Karena itu, Abdullah Tal tak heran ketika Soekarno masih menjadi
presiden, dia menerima komunis sebagai orientasi pembangunan negara
dengan doktrin Nasakom (Nasionalis, Agama, dan Komunis), dan tak heran
pula jika Soekarno memenjarakan sekian banyak kawan seperjuangannya yang
berasal dari kalangan Islam, seperti Muhammad Natsir, Dr. Sjahrir,
Burhanuddin Harahap, Mohammad Roem, dan lain sebagainya, serta
membubarkan Masyumi.
Sayangnya, Herry tidak mendapatkan
sumber pasti tentang silsilah Soekarno, namun berhasil mendapatkan data
kalau ayahanda Soekarno merupakan seorang anggota Perkumpulan Theosofi
di Surabaya. Karena status ayahandanya inilah Soekarno dapat dengan
bebas memasuki perpustakaan Perhimpunan Theosofi di Surabaya, dan
membaca koleksi buku-buku di situ. Tentang hal ini, Soekarno pernah
berkata ; “Kami mempunyai sebuah perpustakaan yang besar di kota ini
(Surabaya) yang diselenggarakan oleh perkumpulan Theosofi. Bapakku
seorang Theosof, karena itu aku boleh memasuki peti harta ini, dimana
tidak ada batasnya buat seorang yang miskin. Aku menyelam lama sekali di
dalam dunia kebatinan ini. Dan di sana aku bertemu dengan orang-orang
besar. Buah fikiran mereka menjadi buah fikiranku. Cita-cita mereka
adalah pendirian dasarku …”
Dasar negara Indonesia, Pancasila,
termasuk salah satu hasil pemikiran Soekarno yang disampaikan dalam
sidang BPUPKI. Ketika pertama kali disampaikan, kelima dasar tersebut
adalah kebangsaan Indonesia, Internasionalisme atau perikemanusiaan,
mufakat atau demokrasi, kesejahteraan sosial, dan ketuhanan. Ketika
menjabarkan tentang nasionalisme dan internasionalisme, Soekarno
mengatakan begini ; “Saya mengaku, pada waktu saya berumur 16 tahun,
duduk di bangku sekolah H.B.S di Surabaya, saya dipengaruhi seorang
sosialis bernama A. Baars, yang memberi pelajaran kepada saya. Katanya,
jangan berfaham kebangsaan, tetapi berfahamlah rasa kemanusiaan sedunia.
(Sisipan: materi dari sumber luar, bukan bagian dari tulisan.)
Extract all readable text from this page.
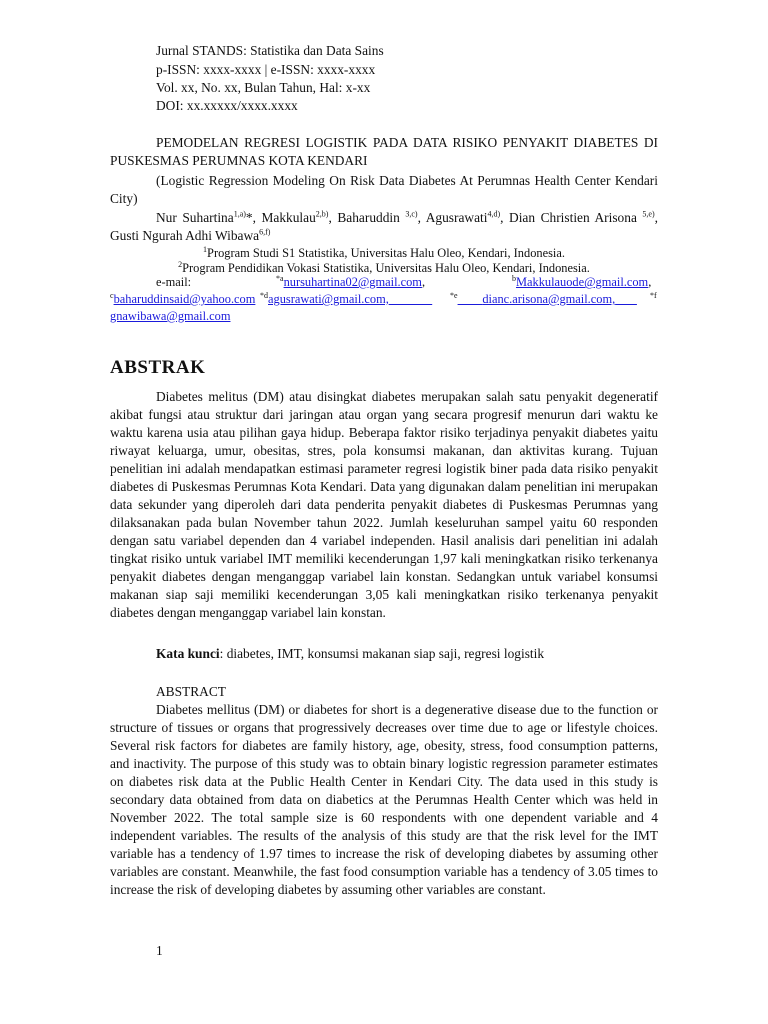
Jurnal STANDS: Statistika dan Data Sains
p-ISSN: xxxx-xxxx | e-ISSN: xxxx-xxxx
Vol. xx, No. xx, Bulan Tahun, Hal: x-xx
DOI: xx.xxxxx/xxxx.xxxx
PEMODELAN REGRESI LOGISTIK PADA DATA RISIKO PENYAKIT DIABETES DI PUSKESMAS PERUMNAS KOTA KENDARI
(Logistic Regression Modeling On Risk Data Diabetes At Perumnas Health Center Kendari City)
Nur Suhartina$^{1,a)}$*, Makkulau$^{2,b)}$, Baharuddin $^{3,c)}$, Agusrawati$^{4,d)}$, Dian Christien Arisona $^{5,e)}$, Gusti Ngurah Adhi Wibawa$^{6,f)}$
$^1$Program Studi S1 Statistika, Universitas Halu Oleo, Kendari, Indonesia.
$^2$Program Pendidikan Vokasi Statistika, Universitas Halu Oleo, Kendari, Indonesia.
e-mail:	$^{*a}$nursuhartina02@gmail.com,	$^b$Makkulauode@gmail.com,
$^c$baharuddinsaid@yahoo.com $^{*d}$agusrawati@gmail.com,	$^{*e}$ dianc.arisona@gmail.com,	$^{*f}$
gnawibawa@gmail.com
ABSTRAK
Diabetes melitus (DM) atau disingkat diabetes merupakan salah satu penyakit degeneratif akibat fungsi atau struktur dari jaringan atau organ yang secara progresif menurun dari waktu ke waktu karena usia atau pilihan gaya hidup. Beberapa faktor risiko terjadinya penyakit diabetes yaitu riwayat keluarga, umur, obesitas, stres, pola konsumsi makanan, dan aktivitas kurang. Tujuan penelitian ini adalah mendapatkan estimasi parameter regresi logistik biner pada data risiko penyakit diabetes di Puskesmas Perumnas Kota Kendari. Data yang digunakan dalam penelitian ini merupakan data sekunder yang diperoleh dari data penderita penyakit diabetes di Puskesmas Perumnas yang dilaksanakan pada bulan November tahun 2022. Jumlah keseluruhan sampel yaitu 60 responden dengan satu variabel dependen dan 4 variabel independen. Hasil analisis dari penelitian ini adalah tingkat risiko untuk variabel IMT memiliki kecenderungan 1,97 kali meningkatkan risiko terkenanya penyakit diabetes dengan menganggap variabel lain konstan. Sedangkan untuk variabel konsumsi makanan siap saji memiliki kecenderungan 3,05 kali meningkatkan risiko terkenanya penyakit diabetes dengan menganggap variabel lain konstan.
Kata kunci: diabetes, IMT, konsumsi makanan siap saji, regresi logistik
ABSTRACT
Diabetes mellitus (DM) or diabetes for short is a degenerative disease due to the function or structure of tissues or organs that progressively decreases over time due to age or lifestyle choices. Several risk factors for diabetes are family history, age, obesity, stress, food consumption patterns, and inactivity. The purpose of this study was to obtain binary logistic regression parameter estimates on diabetes risk data at the Public Health Center in Kendari City. The data used in this study is secondary data obtained from data on diabetics at the Perumnas Health Center which was held in November 2022. The total sample size is 60 respondents with one dependent variable and 4 independent variables. The results of the analysis of this study are that the risk level for the IMT variable has a tendency of 1.97 times to increase the risk of developing diabetes by assuming other variables are constant. Meanwhile, the fast food consumption variable has a tendency of 3.05 times to increase the risk of developing diabetes by assuming other variables are constant.
1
Jangan mempunyai rasa kebangsaan sedikit pun. Itu terjadi pada tahun
17. Tetapi pada tahun 18, alhamdulillah, ada orang lain yang
memperingati saya, ialah Dr. Sun Yat Sen! Di dalam tulisannya, “San Min
Chu I” atau “The Three People’s Principles”, saya mendapatkan pelajaran
yang membongkar kosmopolitanisme yang diajarkan A. Baars itu. Dalam hati
saya sejak itu tertanamlah rasa kebangsaan oleh pengaruh “The Three
People’s Principles”. Maka oleh karena itu, jikalau seluruh bangsa
Tionghoa menganggap Dr. Sun Yat Sen sebagai penganjurnya, yakinlah,
bahwa Bung Karno juga seorang Indonesia yang dengan perasaan hormat
sehormat-hormatnya merasa berterima kasih kepada Dr. Sun Yat Sen, sampai
masuk liang kubur”.
A Baars, menurut Herry Nurdi, berdasarkan
penjelasan Soekarno sendiri, adalah seorang penganjur Marxis dan
termasuk orang yang kemudian menumbuhkan benih komunisme di Indonesia.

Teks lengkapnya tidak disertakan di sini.